In March, the Argentine Republic’s Senate and Congress passed a law to support entrepreneurial capital, which began as an initiative of the Deputy Secretary for Entrepreneurs, in the Production Ministry, working with the Argentine Association of Entrepreneurs [Asociación de Emprendedores de Argentina (ASEA)].
The law defines entrepreneurship as “any activity, for profit or not, carried out in the Argentine Republic by a newly created legal person, or one that was set up no more than seven (7) years ago”. Its purpose is to encourage people with innovative ideas to set up and develop companies and to sidestep two of the major obstacles facing those who want to begin an enterprise: bureaucratic barriers and lack of financial support.
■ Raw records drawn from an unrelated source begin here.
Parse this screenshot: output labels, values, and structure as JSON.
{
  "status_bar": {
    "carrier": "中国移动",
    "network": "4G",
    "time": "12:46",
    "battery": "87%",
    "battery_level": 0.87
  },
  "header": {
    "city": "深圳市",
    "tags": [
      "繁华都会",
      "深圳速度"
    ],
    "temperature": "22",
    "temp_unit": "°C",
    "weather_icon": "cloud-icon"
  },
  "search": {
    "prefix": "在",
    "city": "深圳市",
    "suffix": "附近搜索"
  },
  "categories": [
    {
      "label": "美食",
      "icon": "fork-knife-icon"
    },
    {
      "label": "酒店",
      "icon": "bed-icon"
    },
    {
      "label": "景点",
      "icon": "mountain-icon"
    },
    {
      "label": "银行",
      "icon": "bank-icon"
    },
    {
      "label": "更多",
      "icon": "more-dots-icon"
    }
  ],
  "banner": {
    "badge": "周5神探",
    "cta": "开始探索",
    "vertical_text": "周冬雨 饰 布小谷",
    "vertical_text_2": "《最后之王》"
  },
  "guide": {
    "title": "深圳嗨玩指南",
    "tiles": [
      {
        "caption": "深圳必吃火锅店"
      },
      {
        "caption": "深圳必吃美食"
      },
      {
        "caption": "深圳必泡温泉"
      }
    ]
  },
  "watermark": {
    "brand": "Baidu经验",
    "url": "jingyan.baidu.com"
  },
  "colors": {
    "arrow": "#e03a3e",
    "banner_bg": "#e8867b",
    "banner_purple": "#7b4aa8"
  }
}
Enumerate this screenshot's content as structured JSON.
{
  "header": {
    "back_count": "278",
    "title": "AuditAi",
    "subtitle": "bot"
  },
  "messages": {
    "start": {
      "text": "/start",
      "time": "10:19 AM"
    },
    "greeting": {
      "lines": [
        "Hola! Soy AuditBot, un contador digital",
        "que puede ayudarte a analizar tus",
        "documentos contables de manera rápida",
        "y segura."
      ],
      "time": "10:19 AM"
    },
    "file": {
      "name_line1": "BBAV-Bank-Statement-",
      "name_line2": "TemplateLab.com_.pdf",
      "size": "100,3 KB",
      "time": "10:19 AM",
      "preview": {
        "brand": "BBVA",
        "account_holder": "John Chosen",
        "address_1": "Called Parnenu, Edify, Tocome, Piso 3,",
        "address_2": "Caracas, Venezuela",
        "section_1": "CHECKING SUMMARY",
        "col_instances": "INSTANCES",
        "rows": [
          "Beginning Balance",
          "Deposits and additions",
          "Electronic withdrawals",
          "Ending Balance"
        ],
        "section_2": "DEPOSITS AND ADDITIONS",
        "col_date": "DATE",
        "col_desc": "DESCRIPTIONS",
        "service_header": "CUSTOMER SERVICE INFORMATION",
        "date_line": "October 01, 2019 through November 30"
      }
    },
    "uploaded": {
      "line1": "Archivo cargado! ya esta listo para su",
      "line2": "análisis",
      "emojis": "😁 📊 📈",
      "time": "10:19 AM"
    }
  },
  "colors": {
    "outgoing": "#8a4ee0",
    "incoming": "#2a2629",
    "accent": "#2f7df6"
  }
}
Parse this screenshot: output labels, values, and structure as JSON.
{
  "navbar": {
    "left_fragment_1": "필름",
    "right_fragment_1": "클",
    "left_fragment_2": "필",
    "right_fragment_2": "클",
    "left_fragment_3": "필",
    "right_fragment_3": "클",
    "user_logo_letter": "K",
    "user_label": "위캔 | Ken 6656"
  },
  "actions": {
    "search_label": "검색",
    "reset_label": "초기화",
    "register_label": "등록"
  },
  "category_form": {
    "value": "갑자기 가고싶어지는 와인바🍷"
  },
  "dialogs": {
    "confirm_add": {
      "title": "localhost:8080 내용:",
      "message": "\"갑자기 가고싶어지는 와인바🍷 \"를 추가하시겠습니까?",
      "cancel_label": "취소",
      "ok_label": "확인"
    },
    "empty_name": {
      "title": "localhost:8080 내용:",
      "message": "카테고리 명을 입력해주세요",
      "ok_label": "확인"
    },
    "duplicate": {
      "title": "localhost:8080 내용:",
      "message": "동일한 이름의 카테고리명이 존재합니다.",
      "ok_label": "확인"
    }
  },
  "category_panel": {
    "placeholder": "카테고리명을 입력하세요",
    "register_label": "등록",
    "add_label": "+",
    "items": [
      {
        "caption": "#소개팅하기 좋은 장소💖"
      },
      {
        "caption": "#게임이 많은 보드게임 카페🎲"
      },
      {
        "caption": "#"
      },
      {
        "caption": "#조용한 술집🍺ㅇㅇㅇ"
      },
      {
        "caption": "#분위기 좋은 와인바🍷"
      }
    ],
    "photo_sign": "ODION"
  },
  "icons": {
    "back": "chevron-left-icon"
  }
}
New company structure and reduction of administrative delays
A new legal figure, Simplified Companies, SAS, in the Spanish acronym [Sociedades por Acciones Simplificadas]) will make it easier to open, promote and expand small companies, which will be able to do the following:
- Set up a Single Tax Code (Clave Única de Identificación Tributaria, CUIT or CDI) in 24 hours
- Open a bank account quickly and easily, by simply presenting the company’s articles of association and proof that it has a CUIT
- Only one partner required
- Minimum equity equivalent to 2 times the minimum living and mobility wage (two basic wages)
- Issue shares with the same rights at different prices
- Use digital signature, accounting books and proxies
Capital investments made by investors in companies in this category can be deducted from the taxable earnings base. This deduction will be equivalent to 75% or 85% (for some under-developed areas and with less access to financing) of the investment made, with a ceiling of 10% of net earnings from that tax year, or the amount proportionate to the months since activities began in that tax year.
These advantages will be applied provided the total investment is kept in the company for at least 2 years, counting from the first tax year in which the investment was made.
National Fund for Entrepreneurial Capital
Under the provisions of this law, a Trust Fund for the Development of Entrepreneurial Capital (FONDCE) will be set up to finance enterprises in conjunction with the private sector. Its advisory board will be made up of representatives from the country’s provinces and key institutions supporting entrepreneurs, and will develop financing programmes for entrepreneurs nationwide, such as the Seed Fund [Fondo Semilla], incubators, accelerators and enterprise capital investment funds, supporting both for-profit entrepreneurs and those whose main aim is a social impact, including cooperatives.
FONDCE’s equity will be sourced from:
- Resources allocated through the national government’s general budget and other laws
- Revenue from legacies and donations
- Funds provided by national, provincial, international and NGO bodies
- Funds that can be generated or released as a result of applying FONDCE programmes and pursuing its goals
- Unearned income and the gains from these assets
- Funds from IPO placements of negotiable securities issued by the FONDCE on capital markets
- Funds from public and private firms, both Argentinian and foreign, wishing to support the development of the country’s entrepreneurial capital
Crowdfunding platforms have been regulated so that part of a project’s shares can be offered online and publicly, and so that small investors can take part in their initial phases; all this is supervised by the National Securities Commission.
Seed Fund programme
The law provides for zero-interest loans which will empower and finance those entrepreneurs who want to set up a project or take an existing start-up to the next level. The following will be assessed before offering these loans:
- Innovation potential
- How much support a particular province or region is receiving
- Whether the diversity of the Argentine Republic’s productive sectors is being represented
- Job creation
- Value creation
The regulations to the law will be devised by the Ministry for Production, together with teams from the Finance Ministry, the Federal Administration of Public Revenues, the General Justice Inspectorate, the central bank and the National Securities Commission.